LGCLMLOct 28, 2020

The geometry of integration in text classification RNNs

arXiv:2010.15114v216 citations
Originality Incremental advance
AI Analysis

This work provides insights into the interpretability of RNNs for text classification, though it is incremental as it focuses on a specific task without broad new applications.

The study investigated how recurrent neural networks (RNNs) perform text classification by analyzing their dynamics, finding that they accumulate evidence for each class using low-dimensional attractor manifolds, with dimensionality and geometry predictable from simple word-count statistics in the training data.
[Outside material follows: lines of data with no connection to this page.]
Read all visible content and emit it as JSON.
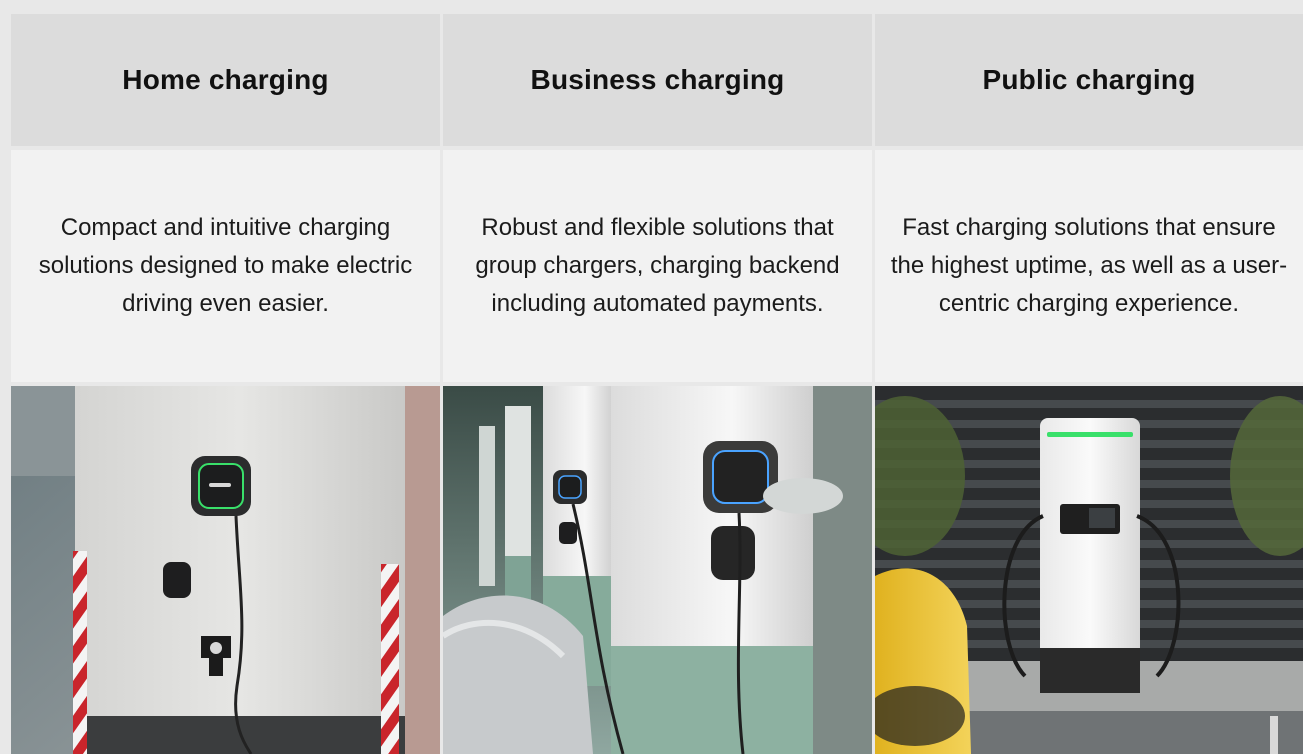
{
  "columns": [
    {
      "title": "Home charging",
      "description": "Compact and intuitive charging solutions designed to make electric driving even easier.",
      "image": "home-wall-charger-photo"
    },
    {
      "title": "Business charging",
      "description": "Robust and flexible solutions that group chargers, charging backend including automated payments.",
      "image": "business-parking-chargers-photo"
    },
    {
      "title": "Public charging",
      "description": "Fast charging solutions that ensure the highest uptime, as well as  a user-centric charging experience.",
      "image": "public-fast-charger-photo"
    }
  ],
  "colors": {
    "header_bg": "#dcdcdc",
    "description_bg": "#f2f2f2",
    "page_bg": "#e8e8e8",
    "charger_led_green": "#39e06a",
    "charger_led_blue": "#4aa3ff"
  }
}
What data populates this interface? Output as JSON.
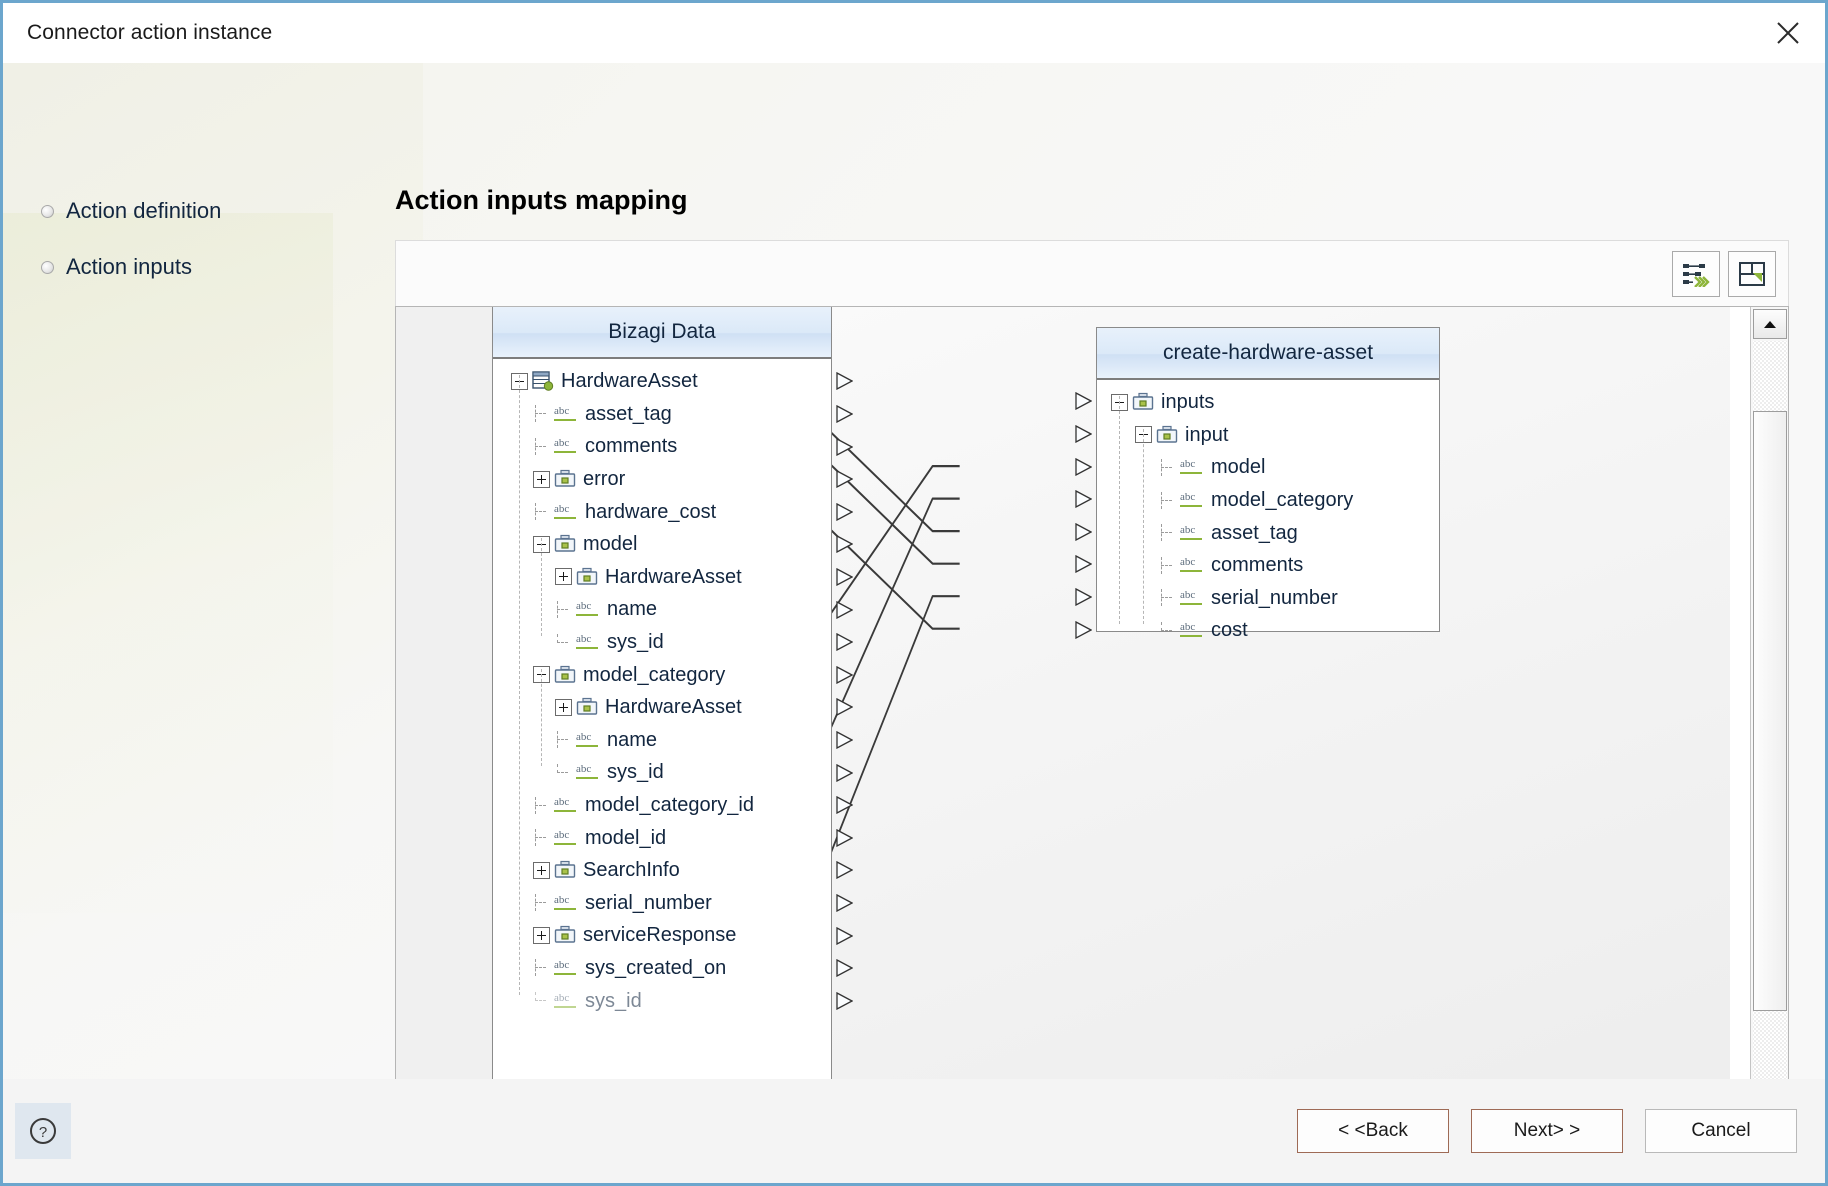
{
  "window": {
    "title": "Connector action instance",
    "close_icon": "close-icon"
  },
  "sidebar": {
    "items": [
      {
        "label": "Action definition",
        "icon": "radio-bullet-icon"
      },
      {
        "label": "Action inputs",
        "icon": "radio-bullet-icon"
      }
    ]
  },
  "main": {
    "page_title": "Action inputs mapping",
    "toolbar": {
      "buttons": [
        {
          "name": "auto-map-button",
          "icon": "auto-map-icon"
        },
        {
          "name": "expand-layout-button",
          "icon": "expand-layout-icon"
        }
      ]
    }
  },
  "mapper": {
    "left_panel": {
      "header": "Bizagi Data",
      "rows": [
        {
          "label": "HardwareAsset",
          "depth": 0,
          "icon": "entity-icon",
          "expander": "minus",
          "connected": false,
          "partial": false
        },
        {
          "label": "asset_tag",
          "depth": 1,
          "icon": "abc-icon",
          "expander": "none",
          "connected": true,
          "partial": false
        },
        {
          "label": "comments",
          "depth": 1,
          "icon": "abc-icon",
          "expander": "none",
          "connected": true,
          "partial": false
        },
        {
          "label": "error",
          "depth": 1,
          "icon": "briefcase-icon",
          "expander": "plus",
          "connected": false,
          "partial": false
        },
        {
          "label": "hardware_cost",
          "depth": 1,
          "icon": "abc-icon",
          "expander": "none",
          "connected": true,
          "partial": false
        },
        {
          "label": "model",
          "depth": 1,
          "icon": "briefcase-icon",
          "expander": "minus",
          "connected": false,
          "partial": false
        },
        {
          "label": "HardwareAsset",
          "depth": 2,
          "icon": "briefcase-icon",
          "expander": "plus",
          "connected": false,
          "partial": false
        },
        {
          "label": "name",
          "depth": 2,
          "icon": "abc-icon",
          "expander": "none",
          "connected": false,
          "partial": false
        },
        {
          "label": "sys_id",
          "depth": 2,
          "icon": "abc-icon",
          "expander": "none",
          "connected": true,
          "partial": false
        },
        {
          "label": "model_category",
          "depth": 1,
          "icon": "briefcase-icon",
          "expander": "minus",
          "connected": false,
          "partial": false
        },
        {
          "label": "HardwareAsset",
          "depth": 2,
          "icon": "briefcase-icon",
          "expander": "plus",
          "connected": false,
          "partial": false
        },
        {
          "label": "name",
          "depth": 2,
          "icon": "abc-icon",
          "expander": "none",
          "connected": false,
          "partial": false
        },
        {
          "label": "sys_id",
          "depth": 2,
          "icon": "abc-icon",
          "expander": "none",
          "connected": true,
          "partial": false
        },
        {
          "label": "model_category_id",
          "depth": 1,
          "icon": "abc-icon",
          "expander": "none",
          "connected": false,
          "partial": false
        },
        {
          "label": "model_id",
          "depth": 1,
          "icon": "abc-icon",
          "expander": "none",
          "connected": false,
          "partial": false
        },
        {
          "label": "SearchInfo",
          "depth": 1,
          "icon": "briefcase-icon",
          "expander": "plus",
          "connected": false,
          "partial": false
        },
        {
          "label": "serial_number",
          "depth": 1,
          "icon": "abc-icon",
          "expander": "none",
          "connected": true,
          "partial": false
        },
        {
          "label": "serviceResponse",
          "depth": 1,
          "icon": "briefcase-icon",
          "expander": "plus",
          "connected": false,
          "partial": false
        },
        {
          "label": "sys_created_on",
          "depth": 1,
          "icon": "abc-icon",
          "expander": "none",
          "connected": false,
          "partial": false
        },
        {
          "label": "sys_id",
          "depth": 1,
          "icon": "abc-icon",
          "expander": "none",
          "connected": false,
          "partial": true
        }
      ]
    },
    "right_panel": {
      "header": "create-hardware-asset",
      "rows": [
        {
          "label": "inputs",
          "depth": 0,
          "icon": "briefcase-icon",
          "expander": "minus",
          "connected": false
        },
        {
          "label": "input",
          "depth": 1,
          "icon": "briefcase-icon",
          "expander": "minus",
          "connected": false
        },
        {
          "label": "model",
          "depth": 2,
          "icon": "abc-icon",
          "expander": "none",
          "connected": true
        },
        {
          "label": "model_category",
          "depth": 2,
          "icon": "abc-icon",
          "expander": "none",
          "connected": true
        },
        {
          "label": "asset_tag",
          "depth": 2,
          "icon": "abc-icon",
          "expander": "none",
          "connected": true
        },
        {
          "label": "comments",
          "depth": 2,
          "icon": "abc-icon",
          "expander": "none",
          "connected": true
        },
        {
          "label": "serial_number",
          "depth": 2,
          "icon": "abc-icon",
          "expander": "none",
          "connected": true
        },
        {
          "label": "cost",
          "depth": 2,
          "icon": "abc-icon",
          "expander": "none",
          "connected": true
        }
      ]
    },
    "mappings": [
      {
        "from": "asset_tag",
        "to": "asset_tag"
      },
      {
        "from": "comments",
        "to": "comments"
      },
      {
        "from": "hardware_cost",
        "to": "cost"
      },
      {
        "from": "model.sys_id",
        "to": "model"
      },
      {
        "from": "model_category.sys_id",
        "to": "model_category"
      },
      {
        "from": "serial_number",
        "to": "serial_number"
      }
    ],
    "scrollbar": {
      "up_icon": "scroll-up-icon",
      "down_icon": "scroll-down-icon"
    }
  },
  "footer": {
    "help_icon": "help-icon",
    "buttons": [
      {
        "name": "back-button",
        "label": "< <Back"
      },
      {
        "name": "next-button",
        "label": "Next> >"
      },
      {
        "name": "cancel-button",
        "label": "Cancel"
      }
    ]
  },
  "colors": {
    "window_border": "#6ca6cd",
    "tree_header": "#dbe9f8",
    "accent_green": "#8db53a",
    "text": "#12263f"
  }
}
Despite the widespread application of recurrent neural networks (RNNs) across a variety of tasks, a unified understanding of how RNNs solve these tasks remains elusive. In particular, it is unclear what dynamical patterns arise in trained RNNs, and how those patterns depend on the training dataset or task. This work addresses these questions in the context of a specific natural language processing task: text classification. Using tools from dynamical systems analysis, we study recurrent networks trained on a battery of both natural and synthetic text classification tasks. We find the dynamics of these trained RNNs to be both interpretable and low-dimensional. Specifically, across architectures and datasets, RNNs accumulate evidence for each class as they process the text, using a low-dimensional attractor manifold as the underlying mechanism. Moreover, the dimensionality and geometry of the attractor manifold are determined by the structure of the training dataset; in particular, we describe how simple word-count statistics computed on the training dataset can be used to predict these properties. Our observations span multiple architectures and datasets, reflecting a common mechanism RNNs employ to perform text classification. To the degree that integration of evidence towards a decision is a common computational primitive, this work lays the foundation for using dynamical systems techniques to study the inner workings of RNNs.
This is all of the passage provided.